“I recently discovered that a contractor has run a water line to the house that he is building on property adjacent to ours. The contractor has placed this line inside the 10′ easement on our property rather than disturb the paving that covers the 10′ easement on the adjacent property. 1. Is this legal? 2. What should I do about this? 3. Does doing nothing allow the possibility of losing this property to the adjacent property? 4. If the water line is damaged or ruptures or through no fault or action on my part, causes damage to the adjacent property, would I be liable? 5. What would be a recommended course of action for me to undertake?

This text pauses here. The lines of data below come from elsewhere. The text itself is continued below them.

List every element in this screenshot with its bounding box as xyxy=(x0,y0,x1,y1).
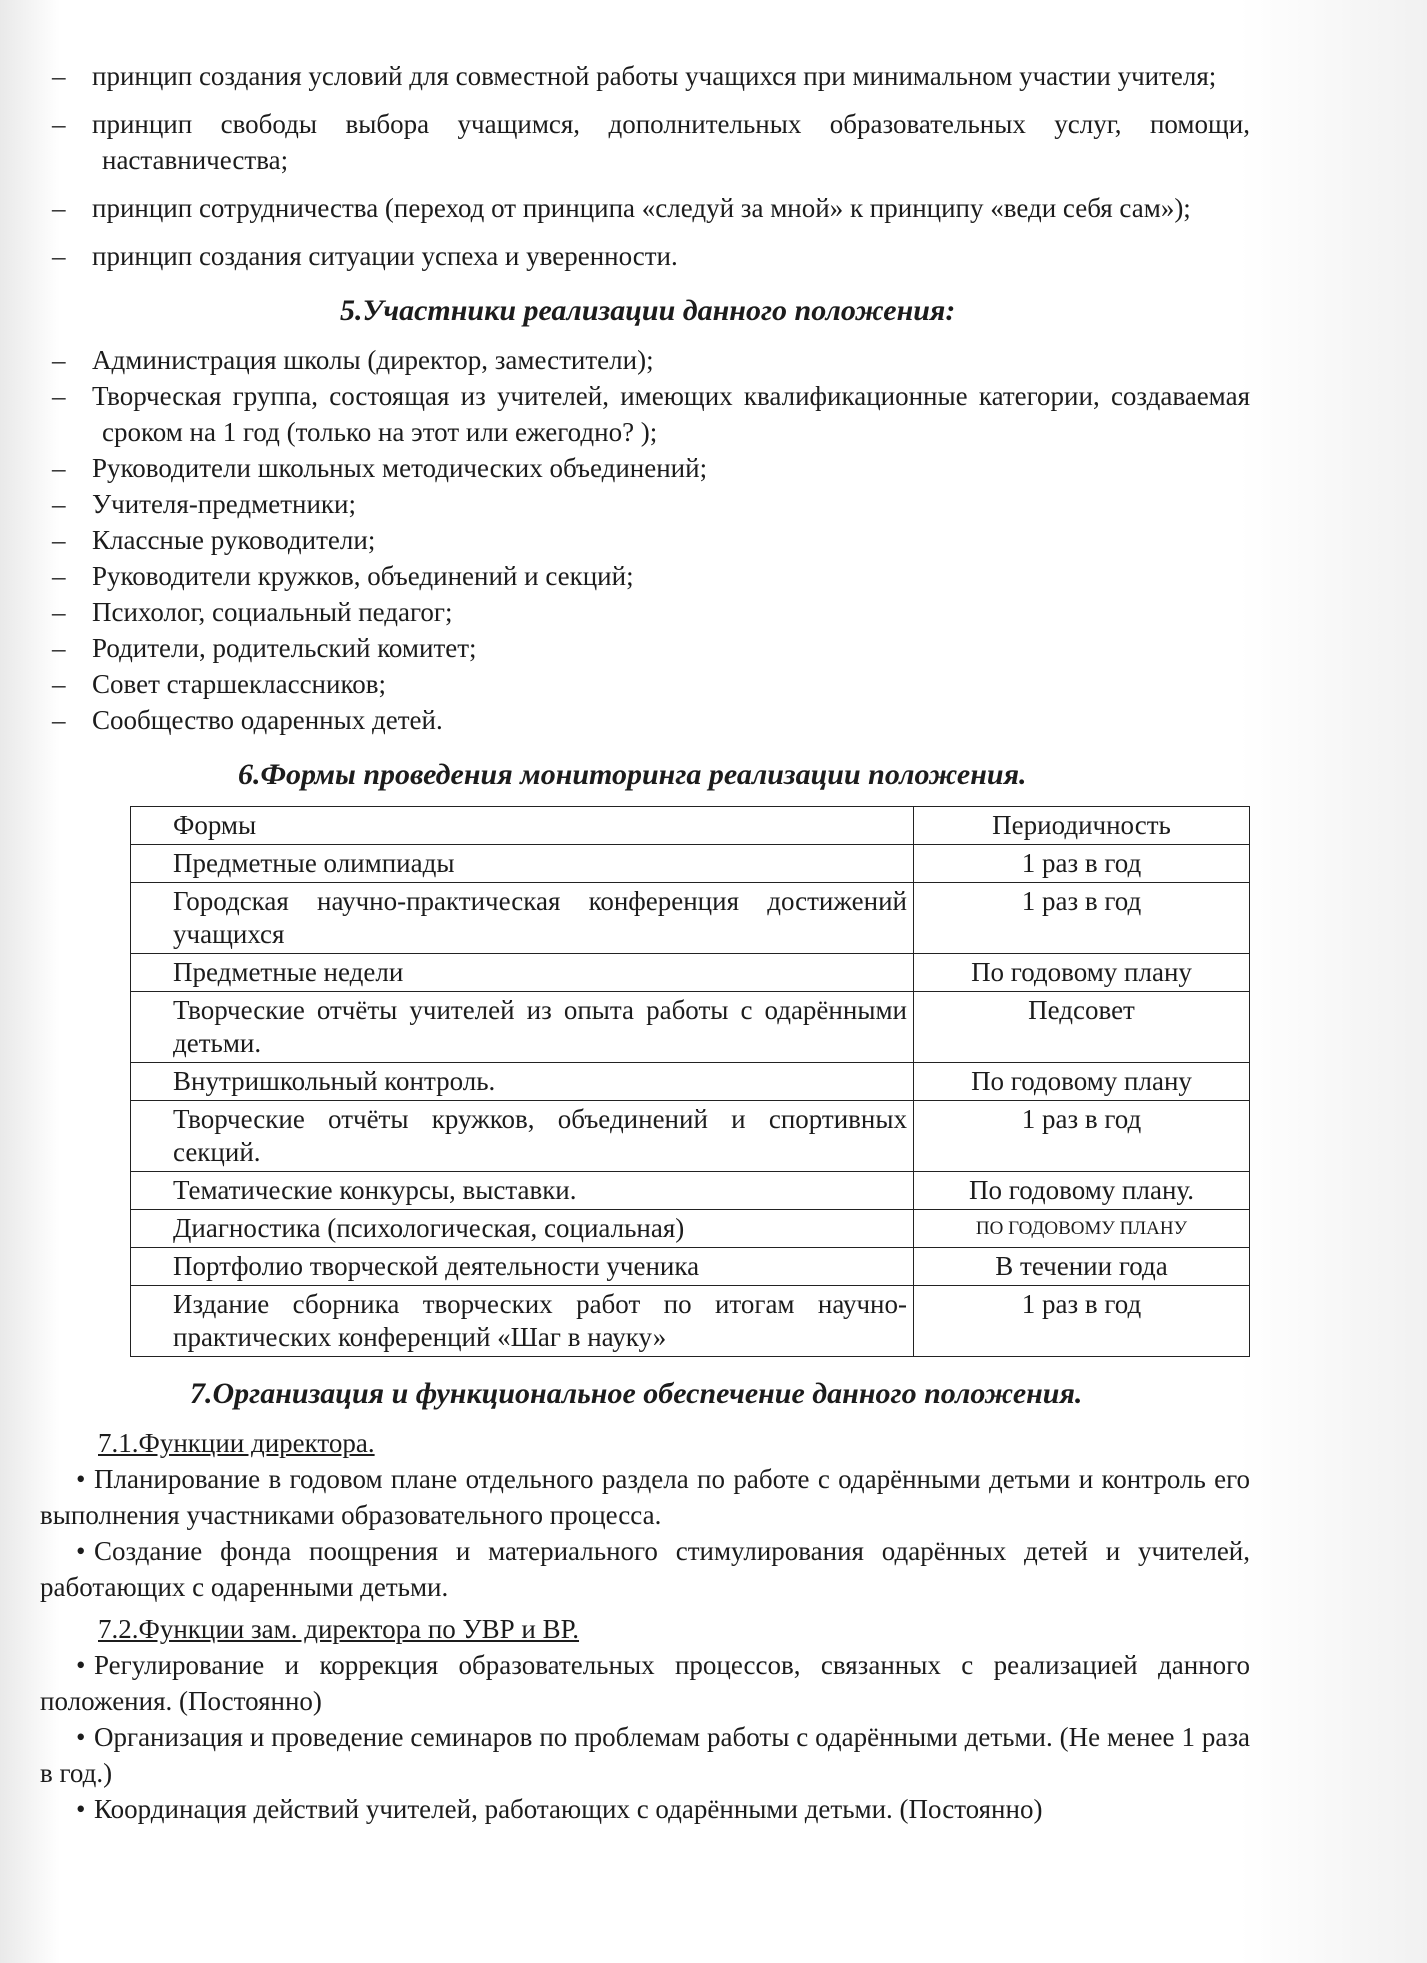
table-row: Городская научно-практическая конференция достижений учащихся 1 раз в год xyxy=(131,883,1250,954)
bullet-marker: • xyxy=(76,1650,86,1680)
dash-marker: – xyxy=(52,597,66,627)
dash-marker: – xyxy=(52,525,66,555)
list-item: – Совет старшеклассников; xyxy=(40,666,1250,702)
table-row: Диагностика (психологическая, социальная) ПО ГОДОВОМУ ПЛАНУ xyxy=(131,1210,1250,1248)
subsection-7-1-title: 7.1.Функции директора. xyxy=(98,1428,375,1458)
list-item: – принцип создания ситуации успеха и уверенности. xyxy=(40,238,1250,274)
list-item: – принцип создания условий для совместной работы учащихся при минимальном участии учителя; xyxy=(40,58,1250,94)
section-5-title: 5.Участники реализации данного положения: xyxy=(340,294,956,327)
list-item: – Сообщество одаренных детей. xyxy=(40,702,1250,738)
list-item: – Учителя-предметники; xyxy=(40,486,1250,522)
subsection-7-2-title: 7.2.Функции зам. директора по УВР и ВР. xyxy=(98,1614,580,1644)
header-forms: Формы xyxy=(173,810,257,840)
bullet-marker: • xyxy=(76,1722,86,1752)
list-item: • Регулирование и коррекция образовательных процессов, связанных с реализацией данного положения. (Постоянно) xyxy=(40,1647,1250,1719)
list-item: – Родители, родительский комитет; xyxy=(40,630,1250,666)
monitoring-table xyxy=(130,806,1250,1357)
list-item: – Руководители кружков, объединений и секций; xyxy=(40,558,1250,594)
document-content xyxy=(40,58,1250,1827)
table-row: Портфолио творческой деятельности ученика В течении года xyxy=(131,1248,1250,1286)
header-period: Периодичность xyxy=(914,807,1250,845)
bullet-marker: • xyxy=(76,1536,86,1566)
list-item: • Организация и проведение семинаров по проблемам работы с одарёнными детьми. (Не менее 1 раза в год.) xyxy=(40,1719,1250,1791)
dash-marker: – xyxy=(52,193,66,223)
dash-marker: – xyxy=(52,345,66,375)
table-row: Творческие отчёты кружков, объединений и спортивных секций. 1 раз в год xyxy=(131,1101,1250,1172)
dash-marker: – xyxy=(52,453,66,483)
list-item: – принцип свободы выбора учащимся, дополнительных образовательных услуг, помощи, наставничества; xyxy=(40,106,1250,178)
dash-marker: – xyxy=(52,109,66,139)
section-6-title: 6.Формы проведения мониторинга реализации положения. xyxy=(238,758,1027,791)
dash-marker: – xyxy=(52,561,66,591)
bullet-marker: • xyxy=(76,1464,86,1494)
table-row: Издание сборника творческих работ по итогам научно-практических конференций «Шаг в науку» 1 раз в год xyxy=(131,1286,1250,1357)
principles-list xyxy=(40,58,1250,274)
table-row: Творческие отчёты учителей из опыта работы с одарёнными детьми. Педсовет xyxy=(131,992,1250,1063)
list-item: – принцип сотрудничества (переход от принципа «следуй за мной» к принципу «веди себя сам»); xyxy=(40,190,1250,226)
dash-marker: – xyxy=(52,669,66,699)
dash-marker: – xyxy=(52,241,66,271)
list-item: – Руководители школьных методических объединений; xyxy=(40,450,1250,486)
dash-marker: – xyxy=(52,489,66,519)
table-row: Предметные недели По годовому плану xyxy=(131,954,1250,992)
section-7-title: 7.Организация и функциональное обеспечение данного положения. xyxy=(190,1377,1083,1410)
dash-marker: – xyxy=(52,705,66,735)
dash-marker: – xyxy=(52,381,66,411)
dash-marker: – xyxy=(52,61,66,91)
bullet-marker: • xyxy=(76,1794,86,1824)
list-item: – Классные руководители; xyxy=(40,522,1250,558)
dash-marker: – xyxy=(52,633,66,663)
list-item: • Планирование в годовом плане отдельного раздела по работе с одарёнными детьми и контроль его выполнения участниками образовательного процесса. xyxy=(40,1461,1250,1533)
table-header-row xyxy=(131,807,1250,845)
list-item: – Администрация школы (директор, заместители); xyxy=(40,342,1250,378)
list-item: • Создание фонда поощрения и материального стимулирования одарённых детей и учителей, работающих с одаренными детьми. xyxy=(40,1533,1250,1605)
list-item: – Творческая группа, состоящая из учителей, имеющих квалификационные категории, создаваемая сроком на 1 год (только на этот или ежегодно? ); xyxy=(40,378,1250,450)
table-row: Тематические конкурсы, выставки. По годовому плану. xyxy=(131,1172,1250,1210)
table-row: Предметные олимпиады 1 раз в год xyxy=(131,845,1250,883)
table-row: Внутришкольный контроль. По годовому плану xyxy=(131,1063,1250,1101)
list-item: • Координация действий учителей, работающих с одарёнными детьми. (Постоянно) xyxy=(40,1791,1250,1827)
list-item: – Психолог, социальный педагог; xyxy=(40,594,1250,630)
participants-list xyxy=(40,342,1250,738)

At this point, neither property is developed, however the property owner has contracted for his house to be built. We have talked to the contractors office and they say we are being un-reasonable, even though we have done nothing other than express our concern that they dug on our property without consulting us and we feel that this line should be relocated to the correct easement location.”
Well, it depends on what kind of easement the easement is. Does it allow for water lines? If not, then it has no right to be there.
What do you do at that point? Well, if you don’t object (legally) for long enough, the neighboring property could get an enforceable right to leave the pipe there (a prescriptive easement), so your choices are to raise a stink and maybe even a lawsuit, or . . . give permission. If you have a clear (written) record of having given permission, you can always revoke the permission later.
In this case, however, it seems like the developer is taking advantage and trying to backpedal when it’s pointed out. He trespassed on your property, damaged it, and left a nuisance behind. This would not be a difficult lawsuit to win, if it came to that, so you’ve got quite a bit of leverage to work out an agreement with him–perhaps creating a new easement which does allow the water pipe, in exchange for a reasonable cash payment.